Cosmonauts of Russia, France Return Safely
MOSCOW — A Russian-French space crew returned to Earth safely Monday after a mission that could lengthen the life of the aging Mir space station.
Russian television showed the three cosmonauts being helped from their tiny capsule, which landed on its side on the flat steppes of Kazakhstan. Helpers steered them to chairs set up in the open air and offered them cold drinks.
Russians Alexander Viktorenko and Alexander Kaleri had spent five months on Mir, a station launched by the Soviet Union in 1986. Frenchman Michel Tognini arrived there two weeks ago with a two-man Russian relief crew. Itar-Tass news agency said the cosmonauts were in good spirits after their Soyuz TM-14 spacecraft touched down.
Cosmonauts Anatoly Solovyov and Sergei Avdeyev, who blasted off from Kazakhstan’s Baikonur space center with Tognini last month, are due to stay aboard the space station until January.
While the station was manned to capacity during the past two weeks, holding five cosmonauts, the crew removed a panel bearing the hammer-and-sickle state crest of the Soviet Union and fitted an extra maneuvering engine.

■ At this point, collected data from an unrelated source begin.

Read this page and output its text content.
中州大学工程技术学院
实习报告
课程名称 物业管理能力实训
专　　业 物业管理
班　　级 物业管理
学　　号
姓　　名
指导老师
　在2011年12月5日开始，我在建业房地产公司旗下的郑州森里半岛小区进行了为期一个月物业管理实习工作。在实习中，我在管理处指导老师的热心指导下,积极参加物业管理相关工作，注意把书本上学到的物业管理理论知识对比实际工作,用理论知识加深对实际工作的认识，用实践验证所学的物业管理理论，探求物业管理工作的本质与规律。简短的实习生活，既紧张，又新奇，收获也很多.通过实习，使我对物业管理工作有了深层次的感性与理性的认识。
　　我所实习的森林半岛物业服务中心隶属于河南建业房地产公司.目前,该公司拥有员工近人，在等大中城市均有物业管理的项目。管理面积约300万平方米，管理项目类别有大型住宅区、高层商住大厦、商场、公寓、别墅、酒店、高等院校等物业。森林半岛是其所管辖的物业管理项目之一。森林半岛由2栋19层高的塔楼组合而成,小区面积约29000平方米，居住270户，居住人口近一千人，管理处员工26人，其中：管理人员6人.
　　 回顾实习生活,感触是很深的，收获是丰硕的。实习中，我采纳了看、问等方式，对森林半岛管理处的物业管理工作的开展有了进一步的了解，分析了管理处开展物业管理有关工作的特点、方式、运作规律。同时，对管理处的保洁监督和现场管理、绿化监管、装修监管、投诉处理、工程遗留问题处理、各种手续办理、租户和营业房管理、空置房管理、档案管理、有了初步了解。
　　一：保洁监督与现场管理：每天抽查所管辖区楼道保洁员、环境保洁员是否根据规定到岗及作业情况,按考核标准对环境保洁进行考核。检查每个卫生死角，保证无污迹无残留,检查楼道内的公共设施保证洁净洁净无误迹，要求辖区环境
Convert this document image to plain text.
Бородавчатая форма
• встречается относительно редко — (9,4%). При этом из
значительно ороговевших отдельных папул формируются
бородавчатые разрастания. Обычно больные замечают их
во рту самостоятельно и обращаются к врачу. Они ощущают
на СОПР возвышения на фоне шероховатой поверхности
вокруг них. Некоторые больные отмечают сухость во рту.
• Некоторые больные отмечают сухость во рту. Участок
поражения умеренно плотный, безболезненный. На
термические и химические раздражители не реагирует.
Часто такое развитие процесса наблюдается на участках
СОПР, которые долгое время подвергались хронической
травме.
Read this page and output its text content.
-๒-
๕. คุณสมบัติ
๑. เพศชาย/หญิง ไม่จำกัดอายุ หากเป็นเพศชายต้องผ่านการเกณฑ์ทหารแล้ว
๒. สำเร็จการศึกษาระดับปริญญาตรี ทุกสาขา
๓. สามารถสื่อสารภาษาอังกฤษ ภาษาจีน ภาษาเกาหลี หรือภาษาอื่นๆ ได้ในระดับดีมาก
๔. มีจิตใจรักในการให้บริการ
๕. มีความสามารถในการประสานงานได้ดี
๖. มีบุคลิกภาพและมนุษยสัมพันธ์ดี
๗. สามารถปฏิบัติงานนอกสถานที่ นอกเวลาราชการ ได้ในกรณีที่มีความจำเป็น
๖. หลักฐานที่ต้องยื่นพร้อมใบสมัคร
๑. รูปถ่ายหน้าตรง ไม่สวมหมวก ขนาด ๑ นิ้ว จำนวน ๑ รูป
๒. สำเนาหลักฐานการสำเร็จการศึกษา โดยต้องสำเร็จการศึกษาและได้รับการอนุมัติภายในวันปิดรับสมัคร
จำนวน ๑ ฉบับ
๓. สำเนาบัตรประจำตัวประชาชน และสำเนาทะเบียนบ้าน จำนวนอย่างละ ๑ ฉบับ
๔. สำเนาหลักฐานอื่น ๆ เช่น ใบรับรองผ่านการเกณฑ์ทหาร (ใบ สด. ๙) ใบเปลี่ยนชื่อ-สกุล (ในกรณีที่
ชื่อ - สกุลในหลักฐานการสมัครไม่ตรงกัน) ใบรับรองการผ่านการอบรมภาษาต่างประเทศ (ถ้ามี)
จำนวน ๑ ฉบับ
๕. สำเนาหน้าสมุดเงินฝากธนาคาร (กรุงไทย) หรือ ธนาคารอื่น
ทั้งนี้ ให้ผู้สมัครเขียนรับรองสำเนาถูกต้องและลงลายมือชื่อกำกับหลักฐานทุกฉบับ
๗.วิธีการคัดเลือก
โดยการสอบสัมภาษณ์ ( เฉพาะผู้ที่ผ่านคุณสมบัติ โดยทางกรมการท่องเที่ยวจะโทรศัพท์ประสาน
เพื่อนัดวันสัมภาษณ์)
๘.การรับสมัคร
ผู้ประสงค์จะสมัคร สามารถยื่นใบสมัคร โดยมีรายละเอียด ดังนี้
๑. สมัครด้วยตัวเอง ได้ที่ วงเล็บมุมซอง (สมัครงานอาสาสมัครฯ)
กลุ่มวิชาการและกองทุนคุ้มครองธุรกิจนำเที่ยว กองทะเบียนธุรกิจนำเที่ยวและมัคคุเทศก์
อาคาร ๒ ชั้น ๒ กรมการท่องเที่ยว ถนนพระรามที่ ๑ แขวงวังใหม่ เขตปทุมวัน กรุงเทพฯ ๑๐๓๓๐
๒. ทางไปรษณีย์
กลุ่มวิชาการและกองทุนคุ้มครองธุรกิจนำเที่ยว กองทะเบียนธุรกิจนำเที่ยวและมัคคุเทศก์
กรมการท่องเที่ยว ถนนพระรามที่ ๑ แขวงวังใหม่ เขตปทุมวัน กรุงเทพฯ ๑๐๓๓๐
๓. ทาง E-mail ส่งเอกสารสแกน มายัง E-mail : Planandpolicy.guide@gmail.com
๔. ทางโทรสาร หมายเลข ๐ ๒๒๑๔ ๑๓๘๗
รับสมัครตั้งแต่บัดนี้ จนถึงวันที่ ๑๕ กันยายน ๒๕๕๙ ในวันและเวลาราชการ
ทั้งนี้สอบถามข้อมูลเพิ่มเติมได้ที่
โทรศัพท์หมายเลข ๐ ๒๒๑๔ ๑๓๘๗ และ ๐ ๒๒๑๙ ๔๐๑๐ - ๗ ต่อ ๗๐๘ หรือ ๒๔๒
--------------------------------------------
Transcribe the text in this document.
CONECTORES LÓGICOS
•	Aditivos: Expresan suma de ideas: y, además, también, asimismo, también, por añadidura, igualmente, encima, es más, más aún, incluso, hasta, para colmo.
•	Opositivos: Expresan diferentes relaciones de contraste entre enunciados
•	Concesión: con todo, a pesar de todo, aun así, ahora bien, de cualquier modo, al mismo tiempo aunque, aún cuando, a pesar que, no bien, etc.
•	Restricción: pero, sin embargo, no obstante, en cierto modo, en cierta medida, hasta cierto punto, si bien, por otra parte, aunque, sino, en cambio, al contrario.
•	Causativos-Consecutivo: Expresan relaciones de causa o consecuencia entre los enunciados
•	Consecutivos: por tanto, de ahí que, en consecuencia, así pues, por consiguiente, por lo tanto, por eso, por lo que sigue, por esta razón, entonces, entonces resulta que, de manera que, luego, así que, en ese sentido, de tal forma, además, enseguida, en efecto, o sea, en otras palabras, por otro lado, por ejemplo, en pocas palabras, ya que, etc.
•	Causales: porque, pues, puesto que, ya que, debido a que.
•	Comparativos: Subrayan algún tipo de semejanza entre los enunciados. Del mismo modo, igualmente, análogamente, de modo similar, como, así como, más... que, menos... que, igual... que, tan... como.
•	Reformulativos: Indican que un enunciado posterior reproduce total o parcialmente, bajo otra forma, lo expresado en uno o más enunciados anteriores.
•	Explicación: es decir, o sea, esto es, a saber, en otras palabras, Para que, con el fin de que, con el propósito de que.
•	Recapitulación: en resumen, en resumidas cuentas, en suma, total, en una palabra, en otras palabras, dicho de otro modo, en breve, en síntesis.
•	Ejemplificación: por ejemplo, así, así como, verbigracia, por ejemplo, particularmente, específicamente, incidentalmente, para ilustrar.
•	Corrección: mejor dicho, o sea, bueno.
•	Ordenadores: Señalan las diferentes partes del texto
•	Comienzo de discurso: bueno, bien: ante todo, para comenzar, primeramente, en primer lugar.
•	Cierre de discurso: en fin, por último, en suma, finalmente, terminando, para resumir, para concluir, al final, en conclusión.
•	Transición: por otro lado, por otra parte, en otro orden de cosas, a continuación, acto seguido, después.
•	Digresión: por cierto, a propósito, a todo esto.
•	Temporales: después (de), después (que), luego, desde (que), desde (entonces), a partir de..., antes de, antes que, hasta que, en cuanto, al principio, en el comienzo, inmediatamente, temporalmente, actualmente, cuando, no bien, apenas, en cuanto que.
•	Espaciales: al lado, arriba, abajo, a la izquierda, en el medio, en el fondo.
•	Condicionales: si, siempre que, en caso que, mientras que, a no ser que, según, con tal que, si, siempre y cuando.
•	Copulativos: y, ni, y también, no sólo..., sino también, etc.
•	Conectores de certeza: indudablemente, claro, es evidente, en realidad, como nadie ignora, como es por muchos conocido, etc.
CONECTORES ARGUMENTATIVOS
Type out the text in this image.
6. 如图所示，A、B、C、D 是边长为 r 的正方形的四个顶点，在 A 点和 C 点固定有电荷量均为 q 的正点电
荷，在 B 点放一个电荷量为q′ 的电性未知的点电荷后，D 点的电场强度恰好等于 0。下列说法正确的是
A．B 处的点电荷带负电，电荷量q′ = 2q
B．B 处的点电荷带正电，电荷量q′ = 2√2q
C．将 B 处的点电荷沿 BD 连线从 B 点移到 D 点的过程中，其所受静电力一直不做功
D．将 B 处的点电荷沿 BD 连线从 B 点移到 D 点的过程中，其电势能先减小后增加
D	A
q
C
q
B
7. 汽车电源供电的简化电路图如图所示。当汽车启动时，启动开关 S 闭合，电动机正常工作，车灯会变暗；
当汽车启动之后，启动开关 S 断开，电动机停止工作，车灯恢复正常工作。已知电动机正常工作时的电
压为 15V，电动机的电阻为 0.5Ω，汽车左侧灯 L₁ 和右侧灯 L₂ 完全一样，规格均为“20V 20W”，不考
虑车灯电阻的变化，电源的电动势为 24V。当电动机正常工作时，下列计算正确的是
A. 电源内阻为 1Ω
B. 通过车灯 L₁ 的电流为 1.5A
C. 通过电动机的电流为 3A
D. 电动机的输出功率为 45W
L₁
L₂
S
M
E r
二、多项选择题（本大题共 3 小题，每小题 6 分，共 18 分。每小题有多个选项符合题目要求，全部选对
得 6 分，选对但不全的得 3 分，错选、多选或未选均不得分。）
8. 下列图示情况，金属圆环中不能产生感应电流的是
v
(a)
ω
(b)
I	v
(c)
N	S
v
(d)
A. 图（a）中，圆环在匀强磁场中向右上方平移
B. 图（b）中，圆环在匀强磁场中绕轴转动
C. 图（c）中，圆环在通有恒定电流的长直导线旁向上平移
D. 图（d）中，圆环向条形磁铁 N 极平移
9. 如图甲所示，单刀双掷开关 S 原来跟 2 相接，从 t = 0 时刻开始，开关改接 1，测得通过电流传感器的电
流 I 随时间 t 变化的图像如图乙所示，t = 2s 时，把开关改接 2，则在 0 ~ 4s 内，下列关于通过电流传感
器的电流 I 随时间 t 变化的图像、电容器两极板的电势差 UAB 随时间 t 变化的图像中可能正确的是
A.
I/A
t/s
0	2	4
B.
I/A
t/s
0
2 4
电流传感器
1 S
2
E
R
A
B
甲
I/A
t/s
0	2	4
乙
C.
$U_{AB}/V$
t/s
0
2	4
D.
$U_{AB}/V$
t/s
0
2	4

The engine will help the station maintain a high orbit, away from the Earth’s atmosphere.
They also overhauled other systems and checked radiation levels inside the station.
Experts hope to keep Mir aloft until 1996, when it will probably be destroyed. But the future of the enormously expensive space program, once the pride of the Soviet superpower, is still in question.
Nations in the Commonwealth of Independent States, the Soviet Union’s successor, have agreed on basic funding. But officials are seeking funds from abroad, especially the United States, to support more ambitious projects such as the Russian shuttle Buran.
Buran, similar in shape to the U.S. shuttle, has flown only one, unmanned mission so far and another is planned for next year.